About

Vision

(vĭzh’ən), n. | the faculty of sight; eyesight

Welcome to my new website!

Throughout my life experience, my desire to become a professional photographer has never wavered.  From my first photography course in college and in owning a Nikon F4 and an Olympus OM-1 camera many years ago, my love of photography has been greatly renewed with the brilliance of precise HD (High Definition) photography.

Through tremendous technological advancements, we are blessed today with incredibly sharp lenses (Nikon) and the back-room enhancement abilities of Photoshop and Adobe Bridge C56.

I feel blessed to own so many precision lenses … with what I feel to be the best SLR camera equipment in the world today with Nikon!

Again, thank you for visiting my website and in sharing with you my HD photography and my life experience!

A brief description of my life story — on how this photography website became a reality!  

When I was 12 years old, I was told that I would someday become legally blind.  At age 35, that prognosis eventually became true.

Slowly, over the next 18 years, my vision became more and more blurry, my eyes became greatly more painful, and my life became incomprehensibly harder.

In 1973, I was diagnosed with a rare and (at that time) misunderstood disease called Keratoconus. The diagnosis was bleak and I was facing an unknown and uncertain future. I lived for years in a constant state of denial – even as my sight steadily diminished. Although improvements in medical technology during my teens gave me an escape from the disease in the form of contacts known as Piggyback (Saturn) lenses, my relief was short lived. Eventually, the tight-fitting lenses would break (lasting for only a month) and rubbed and scarred my corneas to a point where neither they nor glasses were able to correct my vision.  My vision became so poor, that the best Opthalmology equipment could no longer even read the steep protrusion of my corneas – likened to high hills and the deepest of valleys.  My corneas became as thin as cellophane tape and they could rupture at any time.

It’s no less a modern day medical miracle, that today, I have corrected “perfect” 20/20 vision.

At 30 years old, my blindness had progressed to the point where going to work and completing daily life tasks had become a tremendous struggle. My desire to become a successful and promising Architect was no longer possible. My fiancee left me. Most of my family had abandoned me.  Most people could not possibly understand what my world now looked like through my scared, irregular shaped, bulging “painful” corneas.

For approximately 7 years, from age 29 to age 36, I lived with the worst part of the disease; likened to going into a war against it.
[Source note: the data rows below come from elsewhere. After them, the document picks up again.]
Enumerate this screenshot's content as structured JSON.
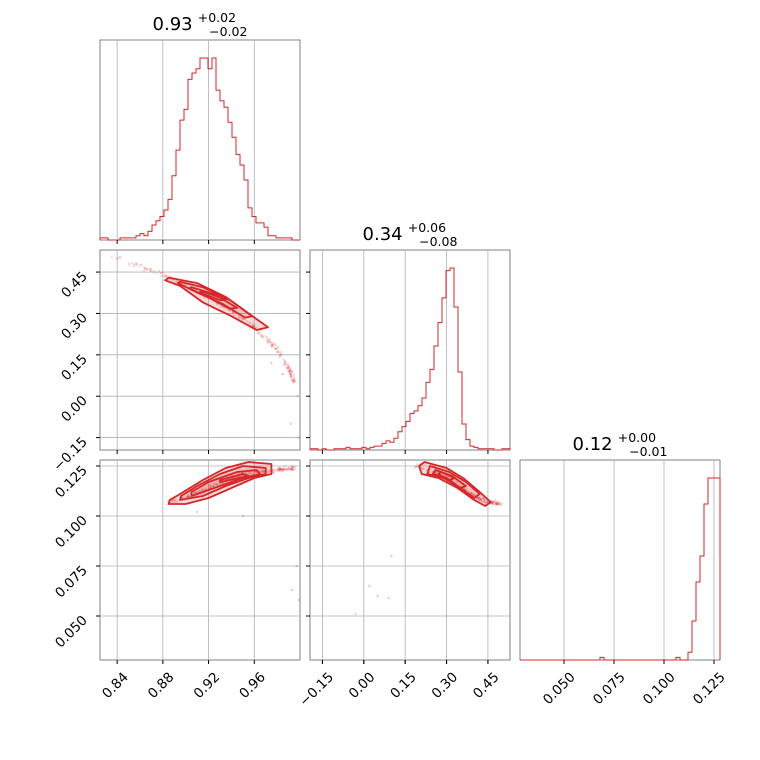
{
  "chart_data": {
    "type": "corner",
    "color": "#d62728",
    "parameters": [
      {
        "title_value": "0.93",
        "err_plus": "+0.02",
        "err_minus": "−0.02",
        "range": [
          0.825,
          1.0
        ],
        "ticks": [
          0.84,
          0.88,
          0.92,
          0.96
        ],
        "tick_labels": [
          "0.84",
          "0.88",
          "0.92",
          "0.96"
        ]
      },
      {
        "title_value": "0.34",
        "err_plus": "+0.06",
        "err_minus": "−0.08",
        "range": [
          -0.195,
          0.53
        ],
        "ticks": [
          -0.15,
          0.0,
          0.15,
          0.3,
          0.45
        ],
        "tick_labels": [
          "−0.15",
          "0.00",
          "0.15",
          "0.30",
          "0.45"
        ]
      },
      {
        "title_value": "0.12",
        "err_plus": "+0.00",
        "err_minus": "−0.01",
        "range": [
          0.028,
          0.128
        ],
        "ticks": [
          0.05,
          0.075,
          0.1,
          0.125
        ],
        "tick_labels": [
          "0.050",
          "0.075",
          "0.100",
          "0.125"
        ]
      }
    ],
    "histograms": [
      {
        "param": 0,
        "x_start": 0.825,
        "bin_width": 0.0035,
        "counts": [
          1,
          1,
          0,
          0,
          0,
          1,
          1,
          1,
          1,
          2,
          3,
          2,
          4,
          7,
          9,
          11,
          14,
          19,
          30,
          42,
          56,
          61,
          75,
          78,
          80,
          85,
          85,
          80,
          85,
          70,
          65,
          62,
          55,
          48,
          40,
          35,
          28,
          15,
          11,
          8,
          8,
          6,
          2,
          2,
          1,
          1,
          1,
          1,
          0,
          0
        ]
      },
      {
        "param": 1,
        "x_start": -0.195,
        "bin_width": 0.0145,
        "counts": [
          1,
          1,
          0,
          1,
          0,
          0,
          1,
          1,
          1,
          2,
          1,
          1,
          1,
          2,
          1,
          2,
          3,
          3,
          5,
          7,
          6,
          9,
          14,
          18,
          22,
          28,
          30,
          34,
          40,
          52,
          62,
          80,
          98,
          117,
          138,
          140,
          110,
          60,
          20,
          8,
          3,
          2,
          1,
          1,
          1,
          1,
          0,
          0,
          1,
          1
        ]
      },
      {
        "param": 2,
        "x_start": 0.028,
        "bin_width": 0.002,
        "counts": [
          0,
          0,
          0,
          0,
          0,
          0,
          0,
          0,
          0,
          0,
          0,
          0,
          0,
          0,
          0,
          0,
          0,
          0,
          0,
          0,
          1,
          0,
          0,
          0,
          0,
          0,
          0,
          0,
          0,
          0,
          0,
          0,
          0,
          0,
          0,
          0,
          0,
          0,
          0,
          1,
          0,
          0,
          3,
          15,
          30,
          40,
          60,
          70,
          70,
          70
        ]
      }
    ],
    "panels_2d": [
      {
        "x_param": 0,
        "y_param": 1,
        "ridge": [
          [
            0.835,
            0.51
          ],
          [
            0.86,
            0.47
          ],
          [
            0.88,
            0.44
          ],
          [
            0.9,
            0.4
          ],
          [
            0.92,
            0.36
          ],
          [
            0.94,
            0.31
          ],
          [
            0.96,
            0.25
          ],
          [
            0.98,
            0.17
          ],
          [
            0.99,
            0.1
          ],
          [
            0.995,
            0.05
          ]
        ],
        "contours": [
          [
            [
              0.885,
              0.43
            ],
            [
              0.91,
              0.41
            ],
            [
              0.935,
              0.36
            ],
            [
              0.955,
              0.3
            ],
            [
              0.972,
              0.25
            ],
            [
              0.962,
              0.24
            ],
            [
              0.94,
              0.29
            ],
            [
              0.915,
              0.34
            ],
            [
              0.895,
              0.4
            ],
            [
              0.882,
              0.42
            ]
          ],
          [
            [
              0.895,
              0.415
            ],
            [
              0.915,
              0.395
            ],
            [
              0.94,
              0.345
            ],
            [
              0.958,
              0.29
            ],
            [
              0.952,
              0.285
            ],
            [
              0.932,
              0.335
            ],
            [
              0.908,
              0.38
            ],
            [
              0.893,
              0.41
            ]
          ],
          [
            [
              0.905,
              0.395
            ],
            [
              0.925,
              0.37
            ],
            [
              0.945,
              0.32
            ],
            [
              0.938,
              0.318
            ],
            [
              0.918,
              0.362
            ],
            [
              0.903,
              0.39
            ]
          ],
          [
            [
              0.915,
              0.38
            ],
            [
              0.935,
              0.35
            ],
            [
              0.93,
              0.348
            ],
            [
              0.912,
              0.377
            ]
          ]
        ],
        "outliers": [
          [
            0.998,
            0.0
          ],
          [
            0.992,
            -0.1
          ],
          [
            0.999,
            -0.15
          ],
          [
            0.985,
            0.08
          ],
          [
            0.975,
            0.12
          ]
        ]
      },
      {
        "x_param": 0,
        "y_param": 2,
        "ridge": [
          [
            0.885,
            0.107
          ],
          [
            0.9,
            0.109
          ],
          [
            0.92,
            0.114
          ],
          [
            0.94,
            0.119
          ],
          [
            0.96,
            0.122
          ],
          [
            0.98,
            0.123
          ],
          [
            0.995,
            0.124
          ]
        ],
        "contours": [
          [
            [
              0.885,
              0.106
            ],
            [
              0.9,
              0.106
            ],
            [
              0.92,
              0.109
            ],
            [
              0.94,
              0.114
            ],
            [
              0.96,
              0.119
            ],
            [
              0.975,
              0.121
            ],
            [
              0.975,
              0.126
            ],
            [
              0.955,
              0.127
            ],
            [
              0.935,
              0.124
            ],
            [
              0.915,
              0.118
            ],
            [
              0.895,
              0.111
            ],
            [
              0.886,
              0.108
            ]
          ],
          [
            [
              0.895,
              0.108
            ],
            [
              0.915,
              0.11
            ],
            [
              0.935,
              0.115
            ],
            [
              0.955,
              0.119
            ],
            [
              0.97,
              0.121
            ],
            [
              0.97,
              0.124
            ],
            [
              0.95,
              0.125
            ],
            [
              0.93,
              0.121
            ],
            [
              0.91,
              0.115
            ],
            [
              0.896,
              0.11
            ]
          ],
          [
            [
              0.905,
              0.11
            ],
            [
              0.93,
              0.115
            ],
            [
              0.95,
              0.119
            ],
            [
              0.965,
              0.121
            ],
            [
              0.962,
              0.123
            ],
            [
              0.945,
              0.122
            ],
            [
              0.92,
              0.117
            ],
            [
              0.905,
              0.112
            ]
          ],
          [
            [
              0.93,
              0.117
            ],
            [
              0.955,
              0.12
            ],
            [
              0.95,
              0.121
            ],
            [
              0.93,
              0.118
            ]
          ]
        ],
        "outliers": [
          [
            0.997,
            0.075
          ],
          [
            0.999,
            0.058
          ],
          [
            0.993,
            0.063
          ],
          [
            0.95,
            0.1
          ],
          [
            0.91,
            0.102
          ]
        ]
      },
      {
        "x_param": 1,
        "y_param": 2,
        "ridge": [
          [
            0.18,
            0.125
          ],
          [
            0.25,
            0.122
          ],
          [
            0.3,
            0.118
          ],
          [
            0.35,
            0.114
          ],
          [
            0.4,
            0.11
          ],
          [
            0.45,
            0.107
          ],
          [
            0.5,
            0.106
          ]
        ],
        "contours": [
          [
            [
              0.22,
              0.127
            ],
            [
              0.3,
              0.124
            ],
            [
              0.36,
              0.119
            ],
            [
              0.42,
              0.112
            ],
            [
              0.46,
              0.107
            ],
            [
              0.44,
              0.105
            ],
            [
              0.4,
              0.108
            ],
            [
              0.34,
              0.114
            ],
            [
              0.27,
              0.119
            ],
            [
              0.21,
              0.121
            ],
            [
              0.2,
              0.125
            ]
          ],
          [
            [
              0.24,
              0.125
            ],
            [
              0.31,
              0.122
            ],
            [
              0.37,
              0.117
            ],
            [
              0.42,
              0.111
            ],
            [
              0.4,
              0.109
            ],
            [
              0.35,
              0.114
            ],
            [
              0.29,
              0.119
            ],
            [
              0.23,
              0.121
            ]
          ],
          [
            [
              0.26,
              0.123
            ],
            [
              0.32,
              0.12
            ],
            [
              0.37,
              0.115
            ],
            [
              0.35,
              0.114
            ],
            [
              0.3,
              0.119
            ],
            [
              0.25,
              0.121
            ]
          ],
          [
            [
              0.28,
              0.122
            ],
            [
              0.33,
              0.119
            ],
            [
              0.31,
              0.118
            ],
            [
              0.27,
              0.121
            ]
          ]
        ],
        "outliers": [
          [
            -0.03,
            0.051
          ],
          [
            0.05,
            0.06
          ],
          [
            0.02,
            0.065
          ],
          [
            0.09,
            0.059
          ],
          [
            0.1,
            0.08
          ]
        ]
      }
    ]
  }
}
Through my Ophthalmologist, Dr. Rodney Hawk, in Colorado, I met with Dr. Alfred Roberts (a corneal surgeon) and I was finally placed on the donor list for my first corneal transplant surgery in July of 1996.  My second successful eye surgery occurred three years later in September of 1999, through the Denver Rocky Mountain Lions Eye Bank.  However, this entire process of getting my vision restored was nothing short of an immense physical, emotional and financial challenge.  And it takes over a year for the eye to completely heal from bilateral corneal transplant surgery.

After my vision was restored, I went back to college and received a Bachelor of Arts in Liberal Arts and a Masters in Nonprofit Management and Business from Regis University in Denver, Colorado. After years of drama, I rediscovered my love of photography. Throughout the years, as I fought against the disease, I’ve made it my life goal to help others overcome similar life challenges.
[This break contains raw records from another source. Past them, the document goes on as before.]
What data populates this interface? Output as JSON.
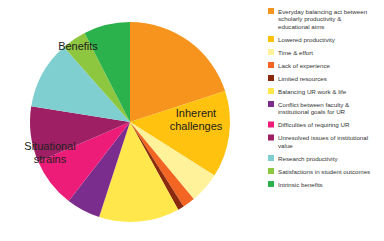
{
  "chart_data": {
    "type": "pie",
    "categories": [
      "Everyday balancing act between scholarly productivity & educational aims",
      "Lowered productivity",
      "Time & effort",
      "Lack of experience",
      "Limited resources",
      "Balancing UR work & life",
      "Conflict between faculty & institutional goals for UR",
      "Difficulties of requiring UR",
      "Unresolved issues of institutional value",
      "Research productivity",
      "Satisfactions in student outcomes",
      "Intrinsic benefits"
    ],
    "values": [
      20,
      14,
      5,
      2,
      1,
      13,
      5.5,
      8,
      9,
      11,
      4,
      7.5
    ],
    "colors": [
      "#f7941d",
      "#ffc20e",
      "#fff29a",
      "#f26522",
      "#8b2a0c",
      "#ffe74c",
      "#7b2d8e",
      "#ec1c78",
      "#9e1f63",
      "#7fcfd0",
      "#8dc63f",
      "#2bb24c"
    ],
    "legend": "right",
    "annotations": [
      "Inherent challenges",
      "Situational strains",
      "Benefits"
    ]
  }
}
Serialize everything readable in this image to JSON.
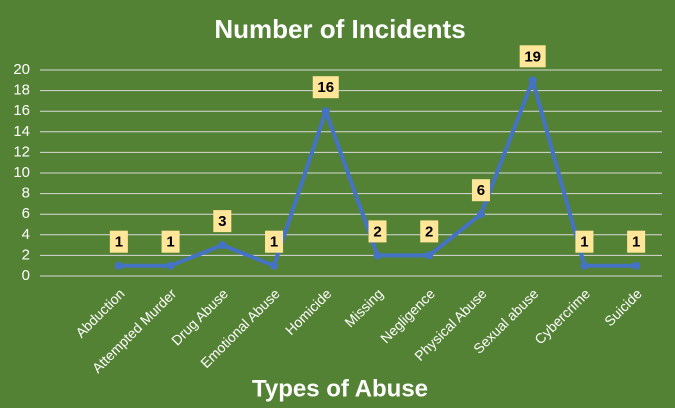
{
  "chart_data": {
    "type": "line",
    "title": "Number of Incidents",
    "x_label": "Types of Abuse",
    "categories": [
      "Abduction",
      "Attempted Murder",
      "Drug Abuse",
      "Emotional Abuse",
      "Homicide",
      "Missing",
      "Negligence",
      "Physical Abuse",
      "Sexual abuse",
      "Cybercrime",
      "Suicide"
    ],
    "values": [
      1,
      1,
      3,
      1,
      16,
      2,
      2,
      6,
      19,
      1,
      1
    ],
    "color": "#4472c4",
    "label_color": "#ffe699",
    "ylim": [
      0,
      20
    ],
    "yticks": [
      0,
      2,
      4,
      6,
      8,
      10,
      12,
      14,
      16,
      18,
      20
    ],
    "grid": true
  }
}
Through my work as a photographer and a public speaker, I seek to capture and share the beauty of the world as reseen through the eyes of a man who couldn’t see it clearly for over half of his life. I hope my HD images will help others to stop and appreciate not only the gorgeous world around us … that we all live in … but to seek the positive and not the negative, to help others … despite the trials and challenges we all struggle with.

Through my education in Nonprofit Management and Business, I also seek to raise awareness about what I experienced and offer help for those who have suffered from or continue to live with such a difficult prognosis … Keratoconus, Macular Degeneration, and other diseases of the eye.

Again, thank you for visiting my website and in sharing my vision.